The core features of this project include:
- MCP Tool Integration: Access various external tools and capabilities through the MCP protocol
- YouTube Subtitle Processing: Specialized intelligent agent for downloading and analyzing YouTube video subtitles
- A2A Protocol Support: Provides standardized inter-agent communication interface
- Real-time Streaming Processing: Supports real-time status updates during task execution
- Cross-framework Compatibility: Demonstrates interoperability between different agent frameworks
How to Run
1. Clone the Code
git clone https://github.com/sing1ee/a2a-mcp-ag2-sample.git
cd a2a-mcp-ag2-sample
2. Environment Setup
Use the uv package manager to create a virtual environment and install dependencies:
# Create virtual environment
uv venv
# Activate virtual environment and sync dependencies
uv sync
3. Set Environment Variables
Create a .env
file and add your OpenAI API key:
echo "OPENAI_API_KEY=your_api_key_here" > .env
4. Install MCP YouTube Tool
uv tool install git+https://github.com/sparfenyuk/mcp-youtube
5. Run the Agent
# Run with default configuration
uv run .
# Custom host and port
uv run . --host 0.0.0.0 --port 8080
6. Debugging and Testing
Refer to A2A Inspector for debugging. A2A Inspector is a powerful tool specifically designed for debugging A2A applications, which can help you:
- Monitor inter-agent communication
- Inspect A2A protocol messages
- Debug task execution flows
- Validate agent response formats
Example Usage
After starting the agent, you can send the following request to test the YouTube subtitle functionality:
Summarize this video: https://www.youtube.com/watch?v=kQmXtrmQ5Zg
Project Flow Sequence Diagram
sequenceDiagram
participant Client as A2A Client
participant Server as A2A Server
participant Agent as AG2 Agent
participant MCP as MCP Server
participant YouTube as YouTube MCP Tool
Client->>Server: Send task request
Server->>Agent: Forward query to AG2 agent
Note over Server,Agent: Real-time status updates (streaming)

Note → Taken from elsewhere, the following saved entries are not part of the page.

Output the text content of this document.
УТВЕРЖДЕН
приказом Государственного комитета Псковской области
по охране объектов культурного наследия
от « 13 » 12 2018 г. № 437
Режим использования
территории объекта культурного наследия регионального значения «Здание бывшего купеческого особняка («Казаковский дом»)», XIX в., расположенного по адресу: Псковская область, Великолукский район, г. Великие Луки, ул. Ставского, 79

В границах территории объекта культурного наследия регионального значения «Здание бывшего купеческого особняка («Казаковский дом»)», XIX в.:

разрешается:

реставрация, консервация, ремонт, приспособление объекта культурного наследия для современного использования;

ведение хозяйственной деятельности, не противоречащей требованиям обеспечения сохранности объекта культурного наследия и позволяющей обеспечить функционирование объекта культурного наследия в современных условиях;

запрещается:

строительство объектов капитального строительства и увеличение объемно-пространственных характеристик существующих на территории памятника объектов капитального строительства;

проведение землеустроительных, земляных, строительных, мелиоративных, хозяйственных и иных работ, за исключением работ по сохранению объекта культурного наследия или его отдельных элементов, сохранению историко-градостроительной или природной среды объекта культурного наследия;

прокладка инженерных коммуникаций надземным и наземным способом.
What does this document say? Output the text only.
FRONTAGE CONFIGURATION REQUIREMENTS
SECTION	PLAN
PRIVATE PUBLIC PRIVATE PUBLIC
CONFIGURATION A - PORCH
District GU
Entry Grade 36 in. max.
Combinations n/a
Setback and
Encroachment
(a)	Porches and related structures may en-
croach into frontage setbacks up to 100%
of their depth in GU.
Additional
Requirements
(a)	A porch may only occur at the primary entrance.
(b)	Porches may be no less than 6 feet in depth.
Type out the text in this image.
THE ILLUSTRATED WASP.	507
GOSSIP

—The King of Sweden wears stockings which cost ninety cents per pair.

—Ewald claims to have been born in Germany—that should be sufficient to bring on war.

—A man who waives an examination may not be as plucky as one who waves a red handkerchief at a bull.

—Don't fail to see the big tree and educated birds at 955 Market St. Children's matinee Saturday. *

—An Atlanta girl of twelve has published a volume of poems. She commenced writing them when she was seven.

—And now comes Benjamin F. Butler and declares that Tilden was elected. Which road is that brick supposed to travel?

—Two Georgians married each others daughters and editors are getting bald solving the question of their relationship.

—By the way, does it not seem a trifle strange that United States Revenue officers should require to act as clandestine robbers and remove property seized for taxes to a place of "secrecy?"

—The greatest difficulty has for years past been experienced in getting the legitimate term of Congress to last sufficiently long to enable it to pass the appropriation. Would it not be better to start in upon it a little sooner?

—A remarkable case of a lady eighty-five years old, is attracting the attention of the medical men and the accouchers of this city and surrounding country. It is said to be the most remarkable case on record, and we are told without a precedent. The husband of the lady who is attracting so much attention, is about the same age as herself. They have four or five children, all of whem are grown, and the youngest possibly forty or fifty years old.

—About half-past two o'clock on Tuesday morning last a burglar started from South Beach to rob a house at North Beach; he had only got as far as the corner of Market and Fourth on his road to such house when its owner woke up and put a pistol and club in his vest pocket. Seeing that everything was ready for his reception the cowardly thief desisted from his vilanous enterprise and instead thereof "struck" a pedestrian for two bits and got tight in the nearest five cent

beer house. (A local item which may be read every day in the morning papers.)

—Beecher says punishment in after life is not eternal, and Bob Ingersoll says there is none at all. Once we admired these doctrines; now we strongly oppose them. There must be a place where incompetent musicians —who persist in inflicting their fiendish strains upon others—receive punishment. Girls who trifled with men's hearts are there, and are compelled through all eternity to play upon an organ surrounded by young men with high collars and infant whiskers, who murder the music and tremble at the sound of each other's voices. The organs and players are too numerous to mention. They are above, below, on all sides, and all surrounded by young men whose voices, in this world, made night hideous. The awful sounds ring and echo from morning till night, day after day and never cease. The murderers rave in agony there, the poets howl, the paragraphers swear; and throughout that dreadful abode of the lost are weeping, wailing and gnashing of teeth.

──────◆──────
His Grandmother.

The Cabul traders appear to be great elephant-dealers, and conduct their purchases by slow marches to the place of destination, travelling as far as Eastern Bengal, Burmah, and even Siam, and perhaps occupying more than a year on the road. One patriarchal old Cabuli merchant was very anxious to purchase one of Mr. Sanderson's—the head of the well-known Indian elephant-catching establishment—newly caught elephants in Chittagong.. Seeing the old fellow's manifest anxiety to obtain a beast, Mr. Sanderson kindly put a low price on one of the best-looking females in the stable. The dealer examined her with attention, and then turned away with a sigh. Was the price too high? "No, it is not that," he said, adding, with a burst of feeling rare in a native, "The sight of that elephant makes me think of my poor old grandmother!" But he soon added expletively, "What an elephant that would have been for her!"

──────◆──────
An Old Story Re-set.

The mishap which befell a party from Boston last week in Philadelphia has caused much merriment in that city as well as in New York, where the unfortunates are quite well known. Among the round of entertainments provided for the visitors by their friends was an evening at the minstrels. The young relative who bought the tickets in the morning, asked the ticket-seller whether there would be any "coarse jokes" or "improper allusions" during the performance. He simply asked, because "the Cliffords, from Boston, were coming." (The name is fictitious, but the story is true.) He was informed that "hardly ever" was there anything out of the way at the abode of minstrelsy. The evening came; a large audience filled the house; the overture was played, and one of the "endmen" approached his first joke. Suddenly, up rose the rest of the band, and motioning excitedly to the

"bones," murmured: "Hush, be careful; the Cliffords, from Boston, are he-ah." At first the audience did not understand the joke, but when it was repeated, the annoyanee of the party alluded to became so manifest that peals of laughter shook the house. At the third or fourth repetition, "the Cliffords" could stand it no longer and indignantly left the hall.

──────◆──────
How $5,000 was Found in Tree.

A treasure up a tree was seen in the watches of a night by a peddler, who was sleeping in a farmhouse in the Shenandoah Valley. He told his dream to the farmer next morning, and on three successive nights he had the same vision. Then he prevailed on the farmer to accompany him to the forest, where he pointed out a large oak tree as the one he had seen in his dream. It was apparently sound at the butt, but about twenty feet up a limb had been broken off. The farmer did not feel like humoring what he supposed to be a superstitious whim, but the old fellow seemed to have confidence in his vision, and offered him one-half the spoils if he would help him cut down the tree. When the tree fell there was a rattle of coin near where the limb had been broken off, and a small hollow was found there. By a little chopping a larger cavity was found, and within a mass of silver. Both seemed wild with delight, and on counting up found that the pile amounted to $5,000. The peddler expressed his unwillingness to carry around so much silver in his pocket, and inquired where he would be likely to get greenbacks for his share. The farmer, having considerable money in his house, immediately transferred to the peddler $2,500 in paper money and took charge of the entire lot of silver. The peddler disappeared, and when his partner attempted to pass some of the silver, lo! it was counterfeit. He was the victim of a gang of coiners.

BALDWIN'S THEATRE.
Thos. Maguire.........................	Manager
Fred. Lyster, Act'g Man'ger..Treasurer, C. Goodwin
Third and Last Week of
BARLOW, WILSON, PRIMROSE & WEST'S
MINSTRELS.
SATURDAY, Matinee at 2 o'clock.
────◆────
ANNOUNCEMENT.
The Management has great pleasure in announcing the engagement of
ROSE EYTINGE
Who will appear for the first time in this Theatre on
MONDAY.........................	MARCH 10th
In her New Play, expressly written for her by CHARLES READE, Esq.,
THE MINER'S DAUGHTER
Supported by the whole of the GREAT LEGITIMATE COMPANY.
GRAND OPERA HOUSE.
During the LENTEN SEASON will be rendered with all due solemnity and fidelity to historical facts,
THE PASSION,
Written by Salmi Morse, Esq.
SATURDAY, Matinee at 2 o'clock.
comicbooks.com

Agent->>MCP: Request available tool list
MCP->>Agent: Return tool definitions
Agent->>Agent: LLM decides to use YouTube tool
Agent->>MCP: Send tool execution request
MCP->>YouTube: Call YouTube subtitle download tool
YouTube->>YouTube: Download video subtitles
YouTube->>MCP: Return subtitle data
MCP->>Agent: Return tool execution result
Agent->>Agent: LLM processes subtitle data and generates response
Agent->>Server: Return complete response
Server->>Client: Respond with task result
Technical Architecture
Core Components
- YoutubeMCPAgent: Core agent implementation based on AG2 AssistantAgent
- AG2AgentExecutor: A2A protocol adapter that handles task execution and event queues
- MCP Tool Integration: Connects to MCP server through stdio client
- A2A Server: Provides standardized agent communication interface
Key Features
- Response Models: Uses Pydantic models to ensure structured output
- Asynchronous Processing: Supports concurrent task processing and streaming responses
- Error Handling: Complete error capture and recovery mechanisms
- Tool Registration: Dynamic registration and management of MCP tools
Summary
With the rapid development and proliferation of AI agent products, more and more agent frameworks and solutions have emerged in the market, such as LangGraph, CrewAI, AG2, etc. Each framework has its unique advantages and applicable scenarios, but this also brings challenges in interoperability.
The Important Significance of A2A Protocol:
- Standardized Communication: The A2A protocol serves as a universal language for inter-agent communication, eliminating barriers between different frameworks
- Ecosystem Interconnection: Enables agents from different technology stacks to collaborate seamlessly, forming a more powerful AI ecosystem
- Reduced Integration Costs: Developers no longer need to develop separate adapters for each framework, greatly reducing the complexity of system integration
- Promoting Innovation: Through standardized protocols, developers can focus on improving agent capabilities rather than protocol adaptation
- Future Scalability: Lays a solid foundation for building complex multi-agent systems
This project demonstrates that the A2A protocol will become an important bridge connecting the AI agent ecosystem, driving the entire industry towards a more open and interconnected direction.